Cash storage of corn and soybeans after June is generally not profitable, as price declines on average and in a majority of years.

Net return to cash and futures hedged storage of corn and soybeans that ends no later than June does not differ statistically from $0. On average, returns just cover the total cost of storage.

The preceding finding nevertheless is consistent with building on-farm storage, since on-farm storage provides other opportunities to improve farm profitability. It allows faster harvest due to longer harvest days plus less travel and wait time in getting a crop stored. Faster harvest can reduce harvest loss due to inclement weather. On-farm storage also provides more flexibility for post-harvest marketing, such as the location of cash sales.

Although not statistically significant, net return to cash storage has been higher for U.S. soybeans than corn. This is consistent with most other studies. The consistency should not be surprising because use has grown faster for soybeans than corn. As price increases to stimulate future production to satisfy increasing future demand, storage is more likely to be profitable.

A clear advantage of hedged storage over cash storage is a lower risk of net return variation, especially for longer storage periods. This finding is well documented in the literature and thus was expected.

The last article in this series examines whether a time trend exists in net storage returns. A time trend would be expected if South America’s long-running growth in corn and soybean production is impacting U.S. storage returns.

Data Notes

  1. Cash price is the average monthly price paid to U.S. farmers by first handlers, as reported by the USDA National Agricultural Statistics Service.

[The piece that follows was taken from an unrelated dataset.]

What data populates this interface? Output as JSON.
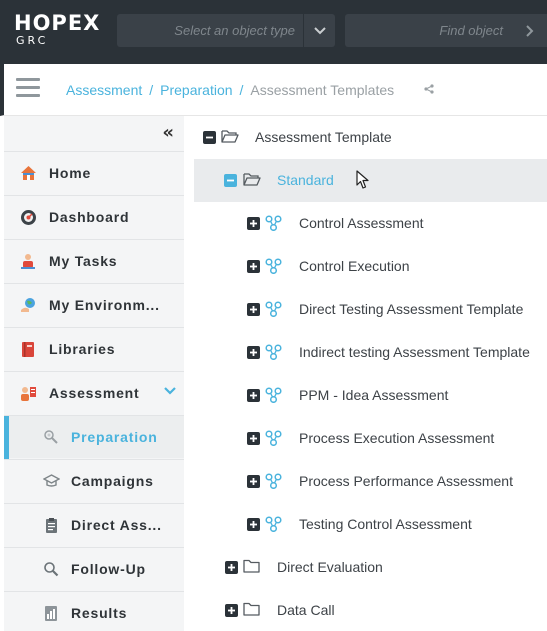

Starting the study with the 1974 marketing year postdates the increase in price variability that occurred in the early 1970s (Kenyon, Jones, and McGuirk). The last complete marketing year is 2024.
  2. Physical storage cost is from the USDA Commodity Credit Corporation through the 2005 marketing year. Thereafter, it is from an Ohio country elevator, cross-checked with another Ohio first-delivery point. Opportunity storage cost is measured using the October secondary market six-month U.S. Treasury bill rate, discount basis. Six months is the Treasury bill maturity closest to the eight-month October–June storage period used in this study. The source is the Federal Reserve Bank of St. Louis. The Chicago July futures contract is used for the storage hedge. It is the first corn and soybean futures contract maturity after June. For each month, the average July futures settlement price is calculated using prices from Barchart.com. Hedge storage cost equals the brokerage fee plus liquidity cost for the futures trade. The brokerage fee is assumed to be $50 for a round-trip buy and sell of a futures contract based on inquiries of brokers. Liquidity cost arises since the price at which a futures trade is executed usually differs from the price when the trade is placed. (Execution is not instantaneous.) Based on Brorsen, and Thompson and Waller; the liquidity cost is $25 per futures trade made before February 1, and $12.50 thereafter. Liquidity cost is less after February 1 because trading volume increases as contract maturity nears. For in-depth discussion of storage and trading cost, see Zulauf and Kim (2020).